Democrats want to pay for much of their package through tax increases on corporations and high-income households, and have said they won’t raise taxes on families making under $400,000 annually. Exactly how they raise taxes on their target groups has yet to be determined.
Biden offered his ideas on how to raise taxes on the wealthy and corporations earlier this year, but some of those proposals have met resistance from some Democratic lawmakers.
For example, Sen. Joe Manchin (D-W.Va.), a key moderate, has said he would prefer to increase the corporate tax rate from 21 percent to 25 percent, rather than to Biden’s proposed rate of 28 percent.
Additionally, Democratic lawmakers who focus on agriculture issues have raised concerns about Biden’s proposal to tax capital gains at death. The budget deal seeks to acknowledge those concerns by calling for a budget resolution to bar tax increases on small businesses and family farms.
The less Democrats are able to raise revenue through tax increases, the more they will have to rely on other ways to offset the cost of their spending proposals if they want to pay for them.
What would be the length of extensions of expanded tax credits?
One of Democrats’ top priorities for their spending bill is to extend expansions of tax credits benefiting low- and middle-income households.
The $1.9 trillion coronavirus relief law that Biden signed in March included one-year expansions of the earned income tax credit, the child tax credit and the child and dependent care tax credit. Democrats have in particular been highlighting the child tax credit expansion, under which monthly payments started on Thursday.
Democrats ideally would like to make the expansions of all three credits permanent, but doing so would be expensive. A senior Democratic aide said that the duration of extensions of the expanded credits will depend on the cost and input from relevant congressional committees.
The extensions of tax-credit expansions may not be the only aspect of a Democratic spending package that ends up being temporary in legislation. The aide said that the duration of the social spending and health provisions will also depend on their cost and feedback from committees.

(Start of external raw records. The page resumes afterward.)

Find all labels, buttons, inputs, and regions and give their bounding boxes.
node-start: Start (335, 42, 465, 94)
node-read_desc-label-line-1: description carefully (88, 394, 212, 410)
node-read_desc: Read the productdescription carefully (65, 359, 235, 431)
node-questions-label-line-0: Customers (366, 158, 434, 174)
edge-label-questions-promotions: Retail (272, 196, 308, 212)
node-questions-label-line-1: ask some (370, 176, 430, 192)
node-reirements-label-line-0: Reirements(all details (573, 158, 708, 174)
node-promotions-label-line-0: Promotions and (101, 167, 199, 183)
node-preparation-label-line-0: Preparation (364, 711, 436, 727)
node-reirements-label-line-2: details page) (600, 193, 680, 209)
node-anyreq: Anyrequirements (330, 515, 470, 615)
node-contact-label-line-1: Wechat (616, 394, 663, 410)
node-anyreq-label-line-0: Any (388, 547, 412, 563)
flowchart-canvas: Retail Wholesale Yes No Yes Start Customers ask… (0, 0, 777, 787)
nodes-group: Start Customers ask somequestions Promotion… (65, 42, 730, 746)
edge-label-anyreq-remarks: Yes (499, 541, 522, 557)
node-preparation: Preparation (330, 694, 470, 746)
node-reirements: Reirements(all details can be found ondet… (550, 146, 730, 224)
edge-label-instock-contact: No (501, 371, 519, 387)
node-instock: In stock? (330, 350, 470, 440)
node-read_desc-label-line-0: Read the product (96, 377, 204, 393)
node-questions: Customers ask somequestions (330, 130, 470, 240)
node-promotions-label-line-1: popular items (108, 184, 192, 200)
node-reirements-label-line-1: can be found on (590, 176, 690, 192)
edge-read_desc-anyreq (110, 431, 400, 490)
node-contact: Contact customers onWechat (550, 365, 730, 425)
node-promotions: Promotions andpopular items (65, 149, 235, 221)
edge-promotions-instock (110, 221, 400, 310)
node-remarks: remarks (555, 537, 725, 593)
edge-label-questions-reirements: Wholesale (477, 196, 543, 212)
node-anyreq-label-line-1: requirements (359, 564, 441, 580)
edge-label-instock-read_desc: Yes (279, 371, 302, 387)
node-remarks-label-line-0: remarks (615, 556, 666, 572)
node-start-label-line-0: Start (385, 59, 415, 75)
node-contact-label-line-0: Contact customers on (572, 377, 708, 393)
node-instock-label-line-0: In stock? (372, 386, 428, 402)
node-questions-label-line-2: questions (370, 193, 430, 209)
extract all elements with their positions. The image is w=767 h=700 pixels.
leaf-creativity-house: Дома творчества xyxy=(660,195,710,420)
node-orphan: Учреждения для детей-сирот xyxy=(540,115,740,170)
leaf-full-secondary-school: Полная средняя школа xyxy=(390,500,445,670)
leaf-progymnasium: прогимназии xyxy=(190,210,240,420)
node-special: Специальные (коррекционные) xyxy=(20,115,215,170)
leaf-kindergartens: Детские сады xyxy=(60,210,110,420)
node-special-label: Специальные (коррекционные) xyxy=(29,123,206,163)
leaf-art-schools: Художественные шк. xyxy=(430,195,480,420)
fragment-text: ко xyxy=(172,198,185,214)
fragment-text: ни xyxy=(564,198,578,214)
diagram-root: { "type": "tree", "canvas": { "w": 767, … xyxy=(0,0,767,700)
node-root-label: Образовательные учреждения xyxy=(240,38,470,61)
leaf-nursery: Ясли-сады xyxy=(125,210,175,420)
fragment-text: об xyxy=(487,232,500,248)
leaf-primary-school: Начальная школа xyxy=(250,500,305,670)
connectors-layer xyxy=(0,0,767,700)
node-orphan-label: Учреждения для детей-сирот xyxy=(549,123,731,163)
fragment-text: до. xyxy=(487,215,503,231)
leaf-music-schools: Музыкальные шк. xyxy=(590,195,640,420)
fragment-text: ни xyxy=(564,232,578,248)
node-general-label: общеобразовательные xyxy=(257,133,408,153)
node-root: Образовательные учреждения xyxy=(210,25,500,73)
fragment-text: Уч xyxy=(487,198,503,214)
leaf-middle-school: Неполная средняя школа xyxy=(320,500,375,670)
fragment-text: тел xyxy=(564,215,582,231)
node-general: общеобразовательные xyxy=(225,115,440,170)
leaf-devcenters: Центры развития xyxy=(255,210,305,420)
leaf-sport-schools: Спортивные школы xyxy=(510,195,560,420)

Does the Senate parliamentarian strip out any of Democrats’ priorities?
Legislation considered under the budget-reconciliation process is subject to special rules. One of those rules is that each provision in a reconciliation bill has to have an impact on the federal budget, and those impacts can’t be “merely incidental” to the non-budgetary aspects of the provisions.
The Senate parliamentarian, Elizabeth MacDonough, will be tasked with determining whether provisions in any future Democratic reconciliation bill meet the rules. Provisions that don’t follow the rules would likely be removed from legislation.
Some items that Democrats want to include in their spending package could end up being ruled as in violation of the reconciliation rules, depending on their structure. These include immigration-related provisions, a clean energy standard and pro-worker incentives and penalties.
Earlier this year, MacDounough determined that a minimum-wage increase did not comply with the budget rules, resulting in the wage hike being left out of the final version of Biden’s coronavirus relief law.
Do Democrats get full consensus on $3.5 trillion in new spending?
The budget resolution agreement announced Tuesday was between Senate Majority Leader Charles Schumer (D-N.Y.) and Democrats on the Senate Budget Committee. Every Senate Democrat and nearly every House Democrat will need to vote for a budget resolution and a subsequent spending bill for them to pass.
Key centrist Democrats, including Manchin and Sen. John Tester (D-Mont.), have indicated that they’re not planning to prevent a budget resolution from moving forward.
But centrists could still try to shape the contents of a spending bill. Some moderate Democrats may be wary of large additional amounts of federal spending amid concerns about inflation.
Democratic leaders will have to balance any spending concerns by moderates with the robust spending priorities of progressives, since support from Democratic lawmakers across the ideological spectrum will be needed.